The Pitch’s Half-hearted Crime Research
In a recent interview with Kansas City Mayor Quinton Lucas, The Pitch magazine tried its best to support the contention that police funding is not related to crime. But even a casual examination of the evidence they offer gives the lie to that claim.
The piece featured a quote from the mayor bemoaning the passage of Amendment 4 in Missouri, which required the city to up its spending on the police from 20% to 25%. The author begins with a quote from the mayor:
“The current system doesn’t work. We need more accountability, not less . . . We need more innovations in policing, not less.” Lucas explained that he doesn’t believe an increase in funding for the KCPD will be useful in countering rising violent crime.
This is interesting because in his latest budget, Mayor Lucas was eager for the Kansas City Police Department to significantly increase salaries for existing officers as well as new hires. Why would he want that if he didn’t think it would be useful?
The Pitch, perhaps to back up the mayor’s reaction to Amendment 4, offers the following:
A body of evidence shows that increasing police funding has no major impact on reducing local crime rates. One of the tropes used during the campaign for Amendment 4 was the need to fund the KCPD while skewing the increase in homicide rates in Kansas City to present the Lucas administration and the Kansas City Council as far-left partisans who care not for the safety of their constituents.
The first link (“body”) is to a page of Human Rights Watch. It doesn’t expressly conclude that police funding doesn’t reduce crime. Instead, it provides a two-stage yet still heavily qualified claim:
Studies show that investing in health care, housing, universal basic income, child care, universal pre-K, and public safety programs outside the criminal legal system infrastructure would reduce poverty and inequality, and research suggests, is likely to improve community safety. [emphasis added]
All of that may be true.

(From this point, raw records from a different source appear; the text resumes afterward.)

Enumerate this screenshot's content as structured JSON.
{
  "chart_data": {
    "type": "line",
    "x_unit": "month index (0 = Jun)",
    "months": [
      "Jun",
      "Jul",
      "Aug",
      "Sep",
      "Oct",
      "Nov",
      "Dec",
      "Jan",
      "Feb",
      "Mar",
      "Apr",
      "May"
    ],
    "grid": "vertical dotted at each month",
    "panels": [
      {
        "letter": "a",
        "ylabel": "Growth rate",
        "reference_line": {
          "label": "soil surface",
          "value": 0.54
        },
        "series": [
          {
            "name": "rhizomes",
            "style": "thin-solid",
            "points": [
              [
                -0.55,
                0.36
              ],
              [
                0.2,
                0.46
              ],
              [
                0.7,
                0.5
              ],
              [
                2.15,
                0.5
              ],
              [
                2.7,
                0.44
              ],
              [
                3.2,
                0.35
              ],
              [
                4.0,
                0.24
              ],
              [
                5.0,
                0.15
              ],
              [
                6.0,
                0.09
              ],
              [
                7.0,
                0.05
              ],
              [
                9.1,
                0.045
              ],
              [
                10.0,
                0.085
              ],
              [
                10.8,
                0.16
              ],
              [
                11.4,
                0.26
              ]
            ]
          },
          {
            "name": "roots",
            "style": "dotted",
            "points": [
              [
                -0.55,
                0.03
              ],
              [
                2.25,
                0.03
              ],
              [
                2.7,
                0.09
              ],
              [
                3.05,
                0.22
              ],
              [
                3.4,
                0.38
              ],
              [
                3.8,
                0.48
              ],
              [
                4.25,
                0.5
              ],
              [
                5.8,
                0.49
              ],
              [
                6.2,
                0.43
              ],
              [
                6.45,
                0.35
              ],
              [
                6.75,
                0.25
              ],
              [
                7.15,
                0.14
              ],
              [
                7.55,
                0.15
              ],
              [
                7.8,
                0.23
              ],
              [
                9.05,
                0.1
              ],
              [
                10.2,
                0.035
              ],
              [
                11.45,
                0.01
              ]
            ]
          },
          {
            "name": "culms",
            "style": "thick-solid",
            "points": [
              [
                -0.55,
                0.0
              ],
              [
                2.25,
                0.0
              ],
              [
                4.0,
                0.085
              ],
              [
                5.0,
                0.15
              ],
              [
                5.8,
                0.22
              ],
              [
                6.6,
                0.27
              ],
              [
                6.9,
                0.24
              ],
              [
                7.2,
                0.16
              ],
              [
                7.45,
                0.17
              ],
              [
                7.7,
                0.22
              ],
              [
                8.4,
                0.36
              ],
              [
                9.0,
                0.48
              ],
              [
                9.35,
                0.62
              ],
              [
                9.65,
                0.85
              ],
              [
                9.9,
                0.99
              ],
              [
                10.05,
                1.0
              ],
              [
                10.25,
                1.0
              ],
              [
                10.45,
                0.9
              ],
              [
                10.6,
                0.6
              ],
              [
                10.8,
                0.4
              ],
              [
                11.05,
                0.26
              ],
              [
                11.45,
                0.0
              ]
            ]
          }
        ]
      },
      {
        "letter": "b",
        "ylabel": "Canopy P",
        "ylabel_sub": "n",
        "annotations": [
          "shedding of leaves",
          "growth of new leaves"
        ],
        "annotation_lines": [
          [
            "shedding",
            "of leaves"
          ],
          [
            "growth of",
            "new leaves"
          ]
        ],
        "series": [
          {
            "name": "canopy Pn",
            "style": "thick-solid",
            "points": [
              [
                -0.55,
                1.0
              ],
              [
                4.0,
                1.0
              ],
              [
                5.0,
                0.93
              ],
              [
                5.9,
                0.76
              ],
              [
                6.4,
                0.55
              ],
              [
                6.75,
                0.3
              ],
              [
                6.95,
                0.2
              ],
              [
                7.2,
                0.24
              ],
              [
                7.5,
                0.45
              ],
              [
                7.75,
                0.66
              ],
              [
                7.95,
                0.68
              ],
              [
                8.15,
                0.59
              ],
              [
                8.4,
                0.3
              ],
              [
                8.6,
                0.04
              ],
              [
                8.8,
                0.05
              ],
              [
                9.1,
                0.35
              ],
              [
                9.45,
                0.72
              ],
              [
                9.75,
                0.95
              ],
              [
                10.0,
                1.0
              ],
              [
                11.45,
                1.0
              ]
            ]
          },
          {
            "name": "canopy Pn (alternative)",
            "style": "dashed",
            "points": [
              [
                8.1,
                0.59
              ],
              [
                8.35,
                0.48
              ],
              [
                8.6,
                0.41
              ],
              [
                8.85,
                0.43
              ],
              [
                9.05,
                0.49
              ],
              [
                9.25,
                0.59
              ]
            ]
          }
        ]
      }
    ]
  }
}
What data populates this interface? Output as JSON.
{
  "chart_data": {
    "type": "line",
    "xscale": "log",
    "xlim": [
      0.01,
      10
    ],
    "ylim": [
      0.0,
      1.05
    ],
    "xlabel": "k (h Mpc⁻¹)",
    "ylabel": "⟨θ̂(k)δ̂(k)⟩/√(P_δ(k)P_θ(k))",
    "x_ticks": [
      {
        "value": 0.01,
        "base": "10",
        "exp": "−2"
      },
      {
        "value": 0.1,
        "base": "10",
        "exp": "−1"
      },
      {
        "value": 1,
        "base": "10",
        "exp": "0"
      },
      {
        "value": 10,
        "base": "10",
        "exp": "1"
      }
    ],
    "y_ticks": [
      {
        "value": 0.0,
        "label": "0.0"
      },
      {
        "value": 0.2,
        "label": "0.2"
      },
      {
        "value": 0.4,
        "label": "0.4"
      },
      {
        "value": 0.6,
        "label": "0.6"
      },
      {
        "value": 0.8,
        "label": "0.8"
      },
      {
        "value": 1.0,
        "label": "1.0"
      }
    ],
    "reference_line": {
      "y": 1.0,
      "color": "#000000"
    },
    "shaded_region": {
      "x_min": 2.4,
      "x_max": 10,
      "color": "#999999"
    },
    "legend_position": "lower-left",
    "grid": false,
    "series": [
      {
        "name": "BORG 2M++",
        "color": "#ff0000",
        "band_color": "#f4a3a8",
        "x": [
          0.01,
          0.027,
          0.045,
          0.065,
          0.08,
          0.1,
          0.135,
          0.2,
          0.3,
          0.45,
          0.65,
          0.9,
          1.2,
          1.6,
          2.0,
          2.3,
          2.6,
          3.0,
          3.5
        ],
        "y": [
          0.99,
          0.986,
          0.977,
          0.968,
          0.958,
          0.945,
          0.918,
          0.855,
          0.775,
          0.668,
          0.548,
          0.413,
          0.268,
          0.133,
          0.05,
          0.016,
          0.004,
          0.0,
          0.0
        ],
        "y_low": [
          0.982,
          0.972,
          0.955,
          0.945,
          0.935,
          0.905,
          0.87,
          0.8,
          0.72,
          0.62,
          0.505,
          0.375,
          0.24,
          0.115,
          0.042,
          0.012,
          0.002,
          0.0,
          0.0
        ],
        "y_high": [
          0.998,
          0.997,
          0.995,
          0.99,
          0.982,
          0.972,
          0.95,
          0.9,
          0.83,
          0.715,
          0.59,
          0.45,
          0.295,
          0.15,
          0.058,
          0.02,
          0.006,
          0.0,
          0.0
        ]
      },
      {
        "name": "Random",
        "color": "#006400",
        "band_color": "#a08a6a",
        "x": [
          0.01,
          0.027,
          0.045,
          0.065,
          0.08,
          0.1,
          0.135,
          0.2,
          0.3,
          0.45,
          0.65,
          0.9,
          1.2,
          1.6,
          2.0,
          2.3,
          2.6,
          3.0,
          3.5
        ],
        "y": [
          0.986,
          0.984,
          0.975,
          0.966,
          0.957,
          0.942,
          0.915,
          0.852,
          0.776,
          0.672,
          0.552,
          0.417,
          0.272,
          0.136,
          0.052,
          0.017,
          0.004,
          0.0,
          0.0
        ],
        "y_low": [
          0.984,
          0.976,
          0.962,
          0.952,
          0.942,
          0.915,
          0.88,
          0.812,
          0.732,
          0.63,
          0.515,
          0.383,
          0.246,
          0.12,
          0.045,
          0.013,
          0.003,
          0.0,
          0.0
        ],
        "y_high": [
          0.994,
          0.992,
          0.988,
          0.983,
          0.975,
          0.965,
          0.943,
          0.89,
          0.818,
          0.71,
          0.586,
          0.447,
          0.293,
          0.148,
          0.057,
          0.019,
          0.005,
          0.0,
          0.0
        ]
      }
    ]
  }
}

But plenty—in fact most—people living in poverty and suffering inequality do not commit crime. Policing is about getting criminals off the street and deterring crime. And we know that the most common victims of crime are exactly those same poor people.
The second two links (“evidence shows” and “Increasing police funding has no major impact”) are about a single study of the 20 largest cities in Canada. Those may be compelling. But I suspect the dynamics of crime and policing between the United States and our neighbor to the north are sufficiently different to be unhelpful for Kansas City.
The last link (“reducing local crime rates”) has nothing to do with the relationship between crime and police funding. The article merely makes the argument that many places accused of defunding the police have actually increased police funding.
Instead, consider the conclusion of a 2018 study conducted by Princeton University, titled, “More COPS, Less Crime.” The author examined the impact that federal COPS funding (Community Oriented Policing Services) had on crime and concluded, without qualification, “one officer-year was added for every $95,000 spent by the federal government and that the social benefit associated with the ensuing crime reduction [was] on the order of $350,000.”
Another paper published by the National Bureau of Economic Research in 2020 concludes, without qualification, “Each additional police officer abates approximately 0.1 homicides.”
Issues surrounding crime and law enforcement are not easily settled. They are made even more complicated by partisan politics. I suspect Mayor Lucas knows better than what he claimed, and The Pitch should be a little more thorough with its facts and research.